Last weekend was my first time to attend the Nordlicht demoparty, which was also my first visit to a demoparty at all (“demo” as in demoscene).
I had sporadic contact to demos before—sometimes youtube suggested me some recordings of demos, sometimes Rene blogged some on nerdcore, and I even knew some people who attended this very party before. But I never had contact to “the scene” itself before, and was intrigued what it may looked like on one of those events. Since I knew a few folks going there, and is right nearby, I wanted to go there for some years now. But being who I am, I always forgot it or didn’t make it for some other reason. This time though I got reminded by accident, and I still had nothing planned for that weekend. Yay!
I quickly checked out their website and was a little confused by what I saw first:
Yes, those are obviously varicoloured tomatoes hopping on towards the event. Okay then.
I read a little about the competitions (the “compos”) and what to bring to the event. I found out that they reserved a little green spot for camping outside the location as well, so I figured this would be a good opportunity to test my upgraded camping gear I got in preparation for this year’s camp, the SHA2017. Perfect!
I quickly bought a ticket and made my plans. I turned up some time after the opening event, because I was still working then and 14:00 is a little early to be honest. But since everything was naturally delayed, and nothing too special happened until the evening, that was totally fine.
The location in the Lichthaus Bremen (the “house of light”) consisted mainly of one bigger hall with an entry area, an improvised sleeping area upstairs, and a really tiny room even further upstairs, which was reserved for some seminar sessions. Outside, beneath the small camping area, there was a party tent and some space for preparing and eating food, and a charcoal barbecue.
The main hall was big enough for ~50 people, about the amount of people attending, to sit in front of the stage and to program/game in the dedicated hacking area, where they would also set up their ancient hardware. People brought their C64s, their Amigas (“Amiiigaaaa!”) and their Ataris to finish their compo entries last minute, or just to play games with each other. For multiple reasons, this was not your typical nerd crowd:
- They all were occupied with their machines without the on-site internet working yet(!)

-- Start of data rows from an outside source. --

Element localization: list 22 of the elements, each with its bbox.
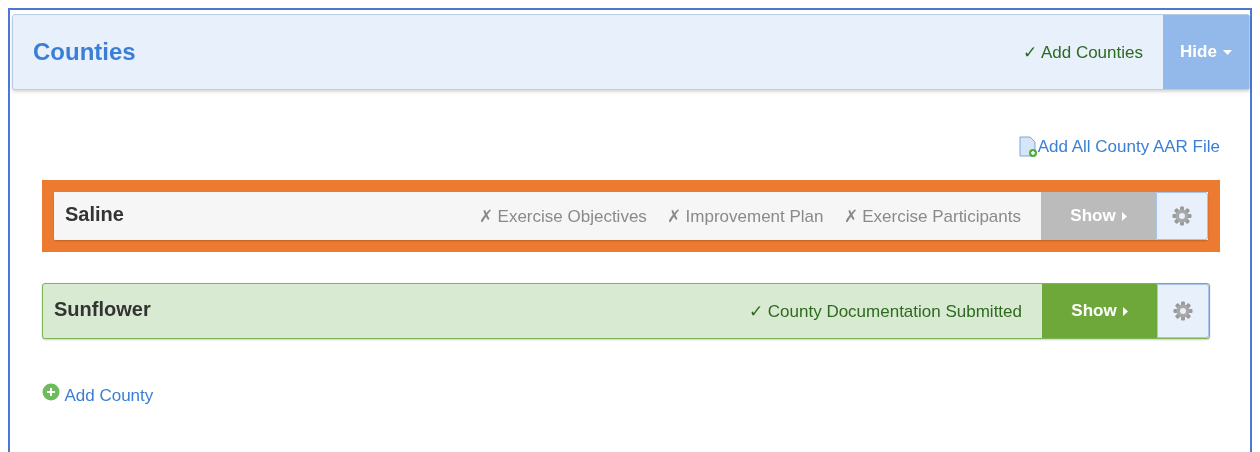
show-button[interactable]: Show (1042, 284, 1157, 338)
show-button[interactable]: Show (1041, 192, 1156, 240)
status-text: ✗ Exercise Participants (843, 205, 1021, 227)
status-text: ✓ County Documentation Submitted (749, 300, 1022, 322)
gear-icon (1172, 206, 1192, 226)
add-county-link[interactable]: Add County (64, 386, 154, 406)
status-text: ✗ Exercise Objectives (478, 205, 647, 227)
panel-title: Counties (33, 38, 137, 66)
caret-icon (1121, 211, 1127, 221)
gear-icon (1173, 301, 1193, 321)
settings-button[interactable] (1156, 192, 1208, 240)
caret-icon (1222, 49, 1232, 55)
status-text: ✓ Add Counties (1023, 41, 1143, 63)
add-file-link[interactable]: Add All County AAR File (1037, 137, 1220, 157)
status-text: ✗ Improvement Plan (666, 205, 824, 227)
county-name: Sunflower (53, 297, 152, 321)
file-add-icon (1017, 136, 1038, 158)
county-name: Saline (64, 202, 125, 226)
hide-button[interactable]: Hide (1163, 15, 1249, 89)
caret-icon (1122, 306, 1128, 316)
add-icon (42, 383, 60, 401)
settings-button[interactable] (1157, 284, 1209, 338)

- They can drink very many alcohols without making fools of themselves
- They were a little insensitive when taking fotos (no asking if it was okay beforehand, generally not much caring about that)

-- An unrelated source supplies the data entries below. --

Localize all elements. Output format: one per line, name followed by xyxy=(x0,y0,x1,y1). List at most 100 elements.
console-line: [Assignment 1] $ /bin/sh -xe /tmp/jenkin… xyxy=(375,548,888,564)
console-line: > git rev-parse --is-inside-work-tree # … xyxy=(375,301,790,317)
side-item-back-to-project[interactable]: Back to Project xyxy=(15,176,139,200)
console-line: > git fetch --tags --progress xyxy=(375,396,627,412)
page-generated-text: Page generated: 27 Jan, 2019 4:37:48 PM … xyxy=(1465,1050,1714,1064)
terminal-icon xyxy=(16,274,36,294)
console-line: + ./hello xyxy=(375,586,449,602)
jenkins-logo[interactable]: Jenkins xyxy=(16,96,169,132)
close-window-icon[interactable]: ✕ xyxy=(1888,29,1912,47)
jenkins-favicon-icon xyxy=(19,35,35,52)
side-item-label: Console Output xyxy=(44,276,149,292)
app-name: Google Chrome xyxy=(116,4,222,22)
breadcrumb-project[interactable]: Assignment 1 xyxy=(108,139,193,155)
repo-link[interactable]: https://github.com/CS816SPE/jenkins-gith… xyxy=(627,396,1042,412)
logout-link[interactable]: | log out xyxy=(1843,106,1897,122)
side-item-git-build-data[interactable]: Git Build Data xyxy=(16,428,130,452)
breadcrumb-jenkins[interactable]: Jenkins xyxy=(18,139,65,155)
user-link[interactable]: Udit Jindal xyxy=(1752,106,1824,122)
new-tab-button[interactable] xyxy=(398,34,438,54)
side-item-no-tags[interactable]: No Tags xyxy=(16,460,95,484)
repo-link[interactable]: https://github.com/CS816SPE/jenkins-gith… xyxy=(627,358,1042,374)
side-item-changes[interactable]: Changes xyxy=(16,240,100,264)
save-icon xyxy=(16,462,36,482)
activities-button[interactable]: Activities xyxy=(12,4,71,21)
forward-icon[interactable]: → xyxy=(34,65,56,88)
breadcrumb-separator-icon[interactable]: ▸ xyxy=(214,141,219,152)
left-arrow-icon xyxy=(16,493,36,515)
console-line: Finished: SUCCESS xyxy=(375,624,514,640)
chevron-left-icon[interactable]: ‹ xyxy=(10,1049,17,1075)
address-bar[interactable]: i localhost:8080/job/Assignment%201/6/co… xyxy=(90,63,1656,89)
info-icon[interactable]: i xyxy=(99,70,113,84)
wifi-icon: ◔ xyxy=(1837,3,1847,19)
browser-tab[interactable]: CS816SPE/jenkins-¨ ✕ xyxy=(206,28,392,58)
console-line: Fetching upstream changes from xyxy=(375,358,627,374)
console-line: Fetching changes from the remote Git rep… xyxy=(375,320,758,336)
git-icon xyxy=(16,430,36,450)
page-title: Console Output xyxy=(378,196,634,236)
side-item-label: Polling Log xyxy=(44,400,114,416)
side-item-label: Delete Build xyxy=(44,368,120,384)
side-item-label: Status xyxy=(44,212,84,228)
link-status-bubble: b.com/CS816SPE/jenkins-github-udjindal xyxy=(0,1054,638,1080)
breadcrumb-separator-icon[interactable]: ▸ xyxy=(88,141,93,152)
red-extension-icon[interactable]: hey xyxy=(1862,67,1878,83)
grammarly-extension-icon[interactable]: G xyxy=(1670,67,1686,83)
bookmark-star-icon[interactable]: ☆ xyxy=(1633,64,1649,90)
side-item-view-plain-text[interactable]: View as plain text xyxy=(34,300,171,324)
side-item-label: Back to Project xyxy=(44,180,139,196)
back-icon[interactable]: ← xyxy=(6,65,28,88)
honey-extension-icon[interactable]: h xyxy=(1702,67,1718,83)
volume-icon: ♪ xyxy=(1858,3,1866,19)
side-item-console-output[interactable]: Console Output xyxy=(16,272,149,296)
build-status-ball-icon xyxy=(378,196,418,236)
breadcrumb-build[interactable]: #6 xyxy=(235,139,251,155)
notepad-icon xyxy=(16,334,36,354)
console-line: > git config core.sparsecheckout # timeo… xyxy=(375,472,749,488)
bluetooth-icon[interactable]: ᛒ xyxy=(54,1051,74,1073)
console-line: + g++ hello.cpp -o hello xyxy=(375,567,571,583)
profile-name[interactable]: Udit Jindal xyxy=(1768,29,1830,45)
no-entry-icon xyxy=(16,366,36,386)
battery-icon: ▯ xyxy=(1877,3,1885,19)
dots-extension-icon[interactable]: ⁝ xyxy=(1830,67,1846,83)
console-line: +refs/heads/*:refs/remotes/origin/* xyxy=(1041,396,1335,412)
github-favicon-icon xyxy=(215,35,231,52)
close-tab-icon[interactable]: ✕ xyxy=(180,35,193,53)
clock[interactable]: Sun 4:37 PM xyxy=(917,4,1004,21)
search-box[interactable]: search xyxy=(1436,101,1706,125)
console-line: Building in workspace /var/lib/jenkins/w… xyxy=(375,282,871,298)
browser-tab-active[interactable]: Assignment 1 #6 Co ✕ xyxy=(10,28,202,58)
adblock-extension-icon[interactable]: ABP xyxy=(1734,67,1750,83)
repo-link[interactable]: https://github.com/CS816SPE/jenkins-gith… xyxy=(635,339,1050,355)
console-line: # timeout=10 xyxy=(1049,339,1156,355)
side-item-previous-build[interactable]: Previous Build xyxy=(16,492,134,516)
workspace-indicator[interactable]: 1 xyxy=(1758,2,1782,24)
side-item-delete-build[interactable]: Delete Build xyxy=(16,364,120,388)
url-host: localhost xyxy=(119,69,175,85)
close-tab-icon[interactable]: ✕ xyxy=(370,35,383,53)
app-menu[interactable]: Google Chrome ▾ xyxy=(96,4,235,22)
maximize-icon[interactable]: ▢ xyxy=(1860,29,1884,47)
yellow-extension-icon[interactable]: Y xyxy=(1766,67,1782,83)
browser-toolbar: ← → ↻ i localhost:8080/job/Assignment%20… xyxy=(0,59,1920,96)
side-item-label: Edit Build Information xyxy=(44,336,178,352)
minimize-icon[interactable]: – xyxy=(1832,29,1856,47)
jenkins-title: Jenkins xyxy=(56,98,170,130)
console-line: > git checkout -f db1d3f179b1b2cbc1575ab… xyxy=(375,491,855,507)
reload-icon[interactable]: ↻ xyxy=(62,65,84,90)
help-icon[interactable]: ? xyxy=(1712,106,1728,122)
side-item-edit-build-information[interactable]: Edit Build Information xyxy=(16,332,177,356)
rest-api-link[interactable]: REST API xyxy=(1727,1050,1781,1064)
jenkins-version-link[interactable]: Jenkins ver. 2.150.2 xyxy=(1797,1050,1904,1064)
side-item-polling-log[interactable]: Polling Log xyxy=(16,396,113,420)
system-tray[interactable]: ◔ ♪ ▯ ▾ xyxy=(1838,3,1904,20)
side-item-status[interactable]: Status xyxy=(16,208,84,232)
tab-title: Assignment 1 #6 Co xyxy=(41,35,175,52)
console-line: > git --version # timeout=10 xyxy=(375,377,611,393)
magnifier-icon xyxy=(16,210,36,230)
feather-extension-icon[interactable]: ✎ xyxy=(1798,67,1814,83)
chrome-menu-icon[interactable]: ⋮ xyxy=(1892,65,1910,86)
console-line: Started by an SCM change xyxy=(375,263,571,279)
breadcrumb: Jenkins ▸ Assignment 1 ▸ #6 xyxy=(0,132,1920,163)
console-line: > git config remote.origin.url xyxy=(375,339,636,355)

You could summarize it as a party of people who happen to like programming graphic animations or sound, while showing each other their latest achievements on screen in little competitions. And those were quite impressive, I must say. Not only the oldschool and newschool demos were awesome, but also the music or graphics compos blew me away. The “executable music” entries were especially dope, in my opinion.
There are also compos that were more “beginner friendly”, e.g. for photos or ASCII/ANSI art. If I read more about the compos beforehand, I probably would have prepared an entry or two. There was also the possibility to submit remote entries for some compos, so you didn’t have to be there by all means. But the livestream can hardly transmit what’s happening on site.
Anyways, the atmosphere was awesome. This was one of the most inclusive crowd I met so far. If they’d even let you get away without speaking to you first, you could easily ask anyone what they were doing there, what their background is, and what compos they’re preparing for. Especially newbies like me were welcomed pretty well.
I also had the time to attend some of the seminar sessions on saturday, which were held by SvOlli. He introduced us to the Atari 2600 and how to program on it, and also provided us a simple framework for writing demos, some slides (you should totally theck out his ultimate Atari 2600 talk from 28C3) and example demos. Since it was an introduction, the original hardware was not required, but we used Stella instead to emulate our demos. Stella also happens to feature very useful tools for debugging. He published his materials among others on his website.
I didn’t come very far though with a short introduction, I always prefer isolating myself for a while to dig in the documentation and examples to figure out where to begin. I also missed the middle session so I could listen to the music compos. Maybe I’ll figure the proper programming out until next year and could present even a little demo in a compo, or so :)
After the barbecue and the big demos everyone waited for, Dojoe played a drum and bass set that completely destroyed me that evening. So I ended up happy and exhausted in my tent in the night.
The last day was mostly for prize-giving, for which the orga team had prepared some silly prizes in form of bronze, silver and golden tomatoes. After that, everyone slowly went to box their hardware again end eventually left, after a big round of goodbyes.
Well, I’m not good and that. So after I figured out how to fold my tent again, I just left and took the train home. I hope this post can express my appreciation for this event, and for treating newbies as “one of them”. I really enjoyed this weekend, and I will come again.